One of the simplest calculations an investor can make is known as the holding period yield. The holding period yield is the rate of return including dividends and interest realized on an investment. The calculation is relatively easy to know. There are a few things you'll need to know before making the calculation:

  • End Value - the account value of the investment at the end of the holding period
  • Beginning Value - the account value of the investment at the beginning of the holding period
  • Income - Any dividend or interest on the investment during the holding period which were paid outside of the account

Once you know these three bits of information the calculation for holding period yield is simple:

Holding Period Yield = ((End Value + Income - Beginning Value)/Beginning Value)
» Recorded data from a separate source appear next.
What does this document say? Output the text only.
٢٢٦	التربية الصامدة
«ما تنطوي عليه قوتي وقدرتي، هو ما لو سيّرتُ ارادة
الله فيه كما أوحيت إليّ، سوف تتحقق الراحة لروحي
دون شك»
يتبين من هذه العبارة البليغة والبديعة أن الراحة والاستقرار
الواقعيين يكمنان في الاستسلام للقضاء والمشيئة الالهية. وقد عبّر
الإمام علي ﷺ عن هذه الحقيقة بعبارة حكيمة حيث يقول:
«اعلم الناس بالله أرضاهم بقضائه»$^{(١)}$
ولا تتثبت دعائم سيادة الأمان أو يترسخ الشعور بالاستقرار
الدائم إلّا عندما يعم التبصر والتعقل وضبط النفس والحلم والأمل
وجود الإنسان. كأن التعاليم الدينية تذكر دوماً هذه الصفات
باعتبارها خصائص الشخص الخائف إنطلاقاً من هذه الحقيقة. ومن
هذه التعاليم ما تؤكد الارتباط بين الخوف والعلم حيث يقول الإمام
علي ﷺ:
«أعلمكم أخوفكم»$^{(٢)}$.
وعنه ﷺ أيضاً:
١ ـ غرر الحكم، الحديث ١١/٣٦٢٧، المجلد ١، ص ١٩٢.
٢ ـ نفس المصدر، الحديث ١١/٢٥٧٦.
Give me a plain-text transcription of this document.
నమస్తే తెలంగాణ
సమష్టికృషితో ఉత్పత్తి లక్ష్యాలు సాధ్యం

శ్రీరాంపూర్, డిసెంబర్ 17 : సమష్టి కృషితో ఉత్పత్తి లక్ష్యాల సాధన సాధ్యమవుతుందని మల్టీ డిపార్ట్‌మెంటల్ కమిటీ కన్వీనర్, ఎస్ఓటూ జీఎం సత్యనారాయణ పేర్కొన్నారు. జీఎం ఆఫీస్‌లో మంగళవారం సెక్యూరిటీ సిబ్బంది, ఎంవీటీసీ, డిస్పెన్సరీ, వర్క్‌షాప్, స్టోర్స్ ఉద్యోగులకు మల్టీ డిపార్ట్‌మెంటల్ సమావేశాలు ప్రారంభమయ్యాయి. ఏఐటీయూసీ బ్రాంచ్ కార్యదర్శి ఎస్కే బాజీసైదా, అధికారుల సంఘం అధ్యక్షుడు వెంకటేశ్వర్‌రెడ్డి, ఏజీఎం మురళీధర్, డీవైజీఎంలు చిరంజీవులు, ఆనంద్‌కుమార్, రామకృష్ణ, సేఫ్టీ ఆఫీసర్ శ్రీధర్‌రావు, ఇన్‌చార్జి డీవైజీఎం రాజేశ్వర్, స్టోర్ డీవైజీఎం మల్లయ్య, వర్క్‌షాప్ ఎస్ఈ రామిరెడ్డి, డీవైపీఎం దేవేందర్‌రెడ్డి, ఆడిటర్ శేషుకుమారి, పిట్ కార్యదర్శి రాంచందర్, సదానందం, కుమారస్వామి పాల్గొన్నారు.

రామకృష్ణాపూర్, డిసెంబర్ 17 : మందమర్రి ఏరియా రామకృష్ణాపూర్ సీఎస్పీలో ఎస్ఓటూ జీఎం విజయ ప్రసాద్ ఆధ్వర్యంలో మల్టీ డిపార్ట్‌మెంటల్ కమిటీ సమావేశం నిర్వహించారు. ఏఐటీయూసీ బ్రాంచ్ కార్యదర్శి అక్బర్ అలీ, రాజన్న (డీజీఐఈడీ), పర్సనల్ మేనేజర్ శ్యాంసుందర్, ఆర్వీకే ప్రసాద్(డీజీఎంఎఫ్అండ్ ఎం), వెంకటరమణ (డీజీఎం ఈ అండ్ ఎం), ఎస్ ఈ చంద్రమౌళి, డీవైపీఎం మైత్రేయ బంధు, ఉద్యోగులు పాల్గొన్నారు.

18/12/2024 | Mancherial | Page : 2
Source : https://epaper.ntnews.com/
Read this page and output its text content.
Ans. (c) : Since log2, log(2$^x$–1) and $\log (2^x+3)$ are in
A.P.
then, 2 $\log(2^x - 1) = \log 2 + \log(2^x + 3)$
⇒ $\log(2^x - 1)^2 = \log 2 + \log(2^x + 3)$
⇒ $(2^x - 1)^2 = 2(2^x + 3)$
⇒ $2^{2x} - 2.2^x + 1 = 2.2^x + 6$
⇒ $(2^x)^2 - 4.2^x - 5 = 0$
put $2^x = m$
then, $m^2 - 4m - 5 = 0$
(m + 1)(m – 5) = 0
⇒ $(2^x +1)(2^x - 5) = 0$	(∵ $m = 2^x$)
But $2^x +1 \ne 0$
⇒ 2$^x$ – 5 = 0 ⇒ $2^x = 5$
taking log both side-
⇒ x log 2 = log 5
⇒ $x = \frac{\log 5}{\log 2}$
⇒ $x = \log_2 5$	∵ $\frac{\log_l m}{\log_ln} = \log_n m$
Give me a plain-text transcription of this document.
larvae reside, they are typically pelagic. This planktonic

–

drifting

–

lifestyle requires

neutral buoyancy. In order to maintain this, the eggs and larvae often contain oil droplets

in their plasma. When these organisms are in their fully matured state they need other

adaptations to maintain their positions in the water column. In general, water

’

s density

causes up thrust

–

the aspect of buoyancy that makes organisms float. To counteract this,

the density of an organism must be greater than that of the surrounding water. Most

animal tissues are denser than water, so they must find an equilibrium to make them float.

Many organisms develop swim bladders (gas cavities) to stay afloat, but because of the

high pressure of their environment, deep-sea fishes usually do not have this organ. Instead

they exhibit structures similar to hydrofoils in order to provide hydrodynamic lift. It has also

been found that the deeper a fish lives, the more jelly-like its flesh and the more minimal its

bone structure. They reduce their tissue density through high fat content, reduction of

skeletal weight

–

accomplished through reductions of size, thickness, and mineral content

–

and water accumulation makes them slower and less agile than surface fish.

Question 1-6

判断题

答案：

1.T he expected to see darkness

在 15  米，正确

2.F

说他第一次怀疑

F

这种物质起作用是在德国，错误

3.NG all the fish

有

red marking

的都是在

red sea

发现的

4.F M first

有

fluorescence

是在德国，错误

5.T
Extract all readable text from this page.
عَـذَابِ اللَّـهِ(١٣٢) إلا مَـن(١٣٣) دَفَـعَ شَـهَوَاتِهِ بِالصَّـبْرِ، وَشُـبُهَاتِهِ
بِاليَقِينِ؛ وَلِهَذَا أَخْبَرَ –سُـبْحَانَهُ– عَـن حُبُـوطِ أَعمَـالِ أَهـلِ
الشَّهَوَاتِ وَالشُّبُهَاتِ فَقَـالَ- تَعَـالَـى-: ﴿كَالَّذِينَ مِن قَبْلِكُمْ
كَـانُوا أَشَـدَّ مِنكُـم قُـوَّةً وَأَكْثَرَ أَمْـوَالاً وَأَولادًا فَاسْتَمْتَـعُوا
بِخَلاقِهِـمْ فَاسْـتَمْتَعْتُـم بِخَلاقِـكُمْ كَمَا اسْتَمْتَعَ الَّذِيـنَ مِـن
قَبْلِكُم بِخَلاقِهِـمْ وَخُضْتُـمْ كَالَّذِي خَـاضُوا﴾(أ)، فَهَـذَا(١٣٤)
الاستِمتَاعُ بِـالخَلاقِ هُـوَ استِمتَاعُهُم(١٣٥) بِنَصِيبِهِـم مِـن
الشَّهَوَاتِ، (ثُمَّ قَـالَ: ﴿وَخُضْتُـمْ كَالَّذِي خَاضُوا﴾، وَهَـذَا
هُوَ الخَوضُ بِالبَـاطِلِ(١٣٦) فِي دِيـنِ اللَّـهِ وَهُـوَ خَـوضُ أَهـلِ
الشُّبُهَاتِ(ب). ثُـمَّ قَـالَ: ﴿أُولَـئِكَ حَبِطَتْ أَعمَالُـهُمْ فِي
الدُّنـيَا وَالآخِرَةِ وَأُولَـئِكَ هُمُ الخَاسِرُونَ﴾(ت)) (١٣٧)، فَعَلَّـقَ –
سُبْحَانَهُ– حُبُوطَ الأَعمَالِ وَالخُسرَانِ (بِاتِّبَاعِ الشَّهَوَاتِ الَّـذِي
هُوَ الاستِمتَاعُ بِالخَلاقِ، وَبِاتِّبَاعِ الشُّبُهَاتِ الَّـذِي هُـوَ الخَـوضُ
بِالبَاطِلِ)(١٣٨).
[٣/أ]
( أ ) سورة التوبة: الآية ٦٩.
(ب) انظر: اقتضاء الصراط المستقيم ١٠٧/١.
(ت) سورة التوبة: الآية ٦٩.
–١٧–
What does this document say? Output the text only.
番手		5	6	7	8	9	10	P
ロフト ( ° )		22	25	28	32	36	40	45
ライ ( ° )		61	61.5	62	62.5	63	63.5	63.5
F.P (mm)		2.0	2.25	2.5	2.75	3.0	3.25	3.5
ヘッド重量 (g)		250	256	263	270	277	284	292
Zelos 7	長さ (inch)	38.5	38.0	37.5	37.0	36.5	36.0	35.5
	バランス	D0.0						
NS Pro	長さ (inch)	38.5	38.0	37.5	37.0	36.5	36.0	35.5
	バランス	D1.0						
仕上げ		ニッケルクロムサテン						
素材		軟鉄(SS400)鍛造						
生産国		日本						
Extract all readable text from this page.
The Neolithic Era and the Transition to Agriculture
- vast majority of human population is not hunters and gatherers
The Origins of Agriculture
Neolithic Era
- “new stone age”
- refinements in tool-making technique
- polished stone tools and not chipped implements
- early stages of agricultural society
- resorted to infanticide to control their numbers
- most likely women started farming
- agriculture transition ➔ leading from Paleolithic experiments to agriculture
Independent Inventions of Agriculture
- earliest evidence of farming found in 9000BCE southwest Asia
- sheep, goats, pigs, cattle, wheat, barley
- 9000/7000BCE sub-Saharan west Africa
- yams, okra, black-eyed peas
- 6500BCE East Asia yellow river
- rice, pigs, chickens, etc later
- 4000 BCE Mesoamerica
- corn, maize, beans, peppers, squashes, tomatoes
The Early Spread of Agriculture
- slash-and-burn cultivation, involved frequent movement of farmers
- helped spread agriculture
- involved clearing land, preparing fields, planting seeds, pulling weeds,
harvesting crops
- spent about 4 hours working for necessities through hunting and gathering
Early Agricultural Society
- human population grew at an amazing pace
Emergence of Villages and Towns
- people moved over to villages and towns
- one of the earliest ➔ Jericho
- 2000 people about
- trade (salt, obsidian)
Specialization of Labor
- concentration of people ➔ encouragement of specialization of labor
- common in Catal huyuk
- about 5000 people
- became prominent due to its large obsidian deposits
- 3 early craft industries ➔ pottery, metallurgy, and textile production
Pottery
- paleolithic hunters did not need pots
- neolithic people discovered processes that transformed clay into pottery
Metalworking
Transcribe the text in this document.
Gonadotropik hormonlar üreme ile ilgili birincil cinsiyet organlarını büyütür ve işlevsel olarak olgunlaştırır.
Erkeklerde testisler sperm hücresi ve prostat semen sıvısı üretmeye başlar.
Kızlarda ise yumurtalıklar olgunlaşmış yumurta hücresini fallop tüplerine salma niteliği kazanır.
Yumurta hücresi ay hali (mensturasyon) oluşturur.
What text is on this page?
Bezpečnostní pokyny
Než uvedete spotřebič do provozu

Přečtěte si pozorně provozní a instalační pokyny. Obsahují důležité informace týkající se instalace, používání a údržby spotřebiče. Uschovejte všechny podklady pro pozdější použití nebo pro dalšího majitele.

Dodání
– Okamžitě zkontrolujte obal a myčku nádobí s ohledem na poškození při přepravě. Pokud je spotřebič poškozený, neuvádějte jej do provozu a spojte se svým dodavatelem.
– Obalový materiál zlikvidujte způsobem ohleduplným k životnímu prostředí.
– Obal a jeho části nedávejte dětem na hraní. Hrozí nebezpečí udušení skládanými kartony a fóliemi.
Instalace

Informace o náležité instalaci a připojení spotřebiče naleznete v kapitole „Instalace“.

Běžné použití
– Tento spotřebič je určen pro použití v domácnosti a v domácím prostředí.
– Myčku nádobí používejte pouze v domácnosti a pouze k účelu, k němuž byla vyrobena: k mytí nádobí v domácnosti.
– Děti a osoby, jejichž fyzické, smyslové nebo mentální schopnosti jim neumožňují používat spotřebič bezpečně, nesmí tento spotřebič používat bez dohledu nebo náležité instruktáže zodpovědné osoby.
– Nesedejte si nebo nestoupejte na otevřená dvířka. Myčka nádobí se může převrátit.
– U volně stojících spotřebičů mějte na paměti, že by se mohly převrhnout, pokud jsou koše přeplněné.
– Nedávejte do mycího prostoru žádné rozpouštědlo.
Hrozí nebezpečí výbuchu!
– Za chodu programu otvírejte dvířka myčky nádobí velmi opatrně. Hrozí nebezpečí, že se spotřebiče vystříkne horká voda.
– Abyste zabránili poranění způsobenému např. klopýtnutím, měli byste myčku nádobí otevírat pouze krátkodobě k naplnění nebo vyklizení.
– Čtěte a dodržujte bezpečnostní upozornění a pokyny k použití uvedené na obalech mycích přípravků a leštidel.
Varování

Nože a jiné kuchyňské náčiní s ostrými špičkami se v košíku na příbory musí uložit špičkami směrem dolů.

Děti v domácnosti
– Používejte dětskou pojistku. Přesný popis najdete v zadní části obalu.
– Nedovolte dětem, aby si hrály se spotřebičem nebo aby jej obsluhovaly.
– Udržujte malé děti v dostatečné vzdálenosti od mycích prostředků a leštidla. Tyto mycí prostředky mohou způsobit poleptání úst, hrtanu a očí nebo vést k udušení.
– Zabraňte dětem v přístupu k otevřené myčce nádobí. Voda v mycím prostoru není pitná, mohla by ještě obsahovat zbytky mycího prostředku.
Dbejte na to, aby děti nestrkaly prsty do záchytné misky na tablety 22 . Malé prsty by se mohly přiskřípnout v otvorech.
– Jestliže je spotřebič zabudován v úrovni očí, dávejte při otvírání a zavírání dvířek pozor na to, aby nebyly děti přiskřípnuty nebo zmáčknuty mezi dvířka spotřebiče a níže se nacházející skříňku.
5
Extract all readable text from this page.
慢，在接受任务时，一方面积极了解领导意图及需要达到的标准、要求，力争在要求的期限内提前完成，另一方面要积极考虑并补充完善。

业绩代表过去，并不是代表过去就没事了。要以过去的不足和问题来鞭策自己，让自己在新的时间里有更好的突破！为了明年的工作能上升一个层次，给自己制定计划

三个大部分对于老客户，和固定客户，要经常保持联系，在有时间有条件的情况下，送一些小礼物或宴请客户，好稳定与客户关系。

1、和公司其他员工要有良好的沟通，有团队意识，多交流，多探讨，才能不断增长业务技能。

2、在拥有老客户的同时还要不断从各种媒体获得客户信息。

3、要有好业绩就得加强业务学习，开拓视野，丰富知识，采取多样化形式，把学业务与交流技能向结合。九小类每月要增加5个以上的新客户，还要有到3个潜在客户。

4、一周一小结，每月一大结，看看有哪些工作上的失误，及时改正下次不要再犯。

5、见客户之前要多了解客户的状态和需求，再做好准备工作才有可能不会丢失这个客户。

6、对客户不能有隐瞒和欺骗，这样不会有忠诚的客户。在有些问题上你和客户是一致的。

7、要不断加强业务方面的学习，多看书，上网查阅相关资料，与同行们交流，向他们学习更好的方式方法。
Holding period yield is expressed as a percentage, as are most yields. Using this calculation, holding period yield can be positive as well as negative.

Real-World Application

Let's say John has an investment account at ABC Brokerage he started with $10,000. John finds a new statement for his account and wants to calculate his holding period yield. He sees that this account hasn't had any income but currently is valued at $12,000. His holding period yield would be:

HPY = ($12,000 + $0 - $10,000) / $10,000

HPY = $2,000 / $ 10,000 = 0.2 or 20%

John's holding period yield over the period is 20%.

John has another account he also started with $10,000 but provided some income for him. This account paid him $500 in income. At the end of the holding period, the account value was $9,750.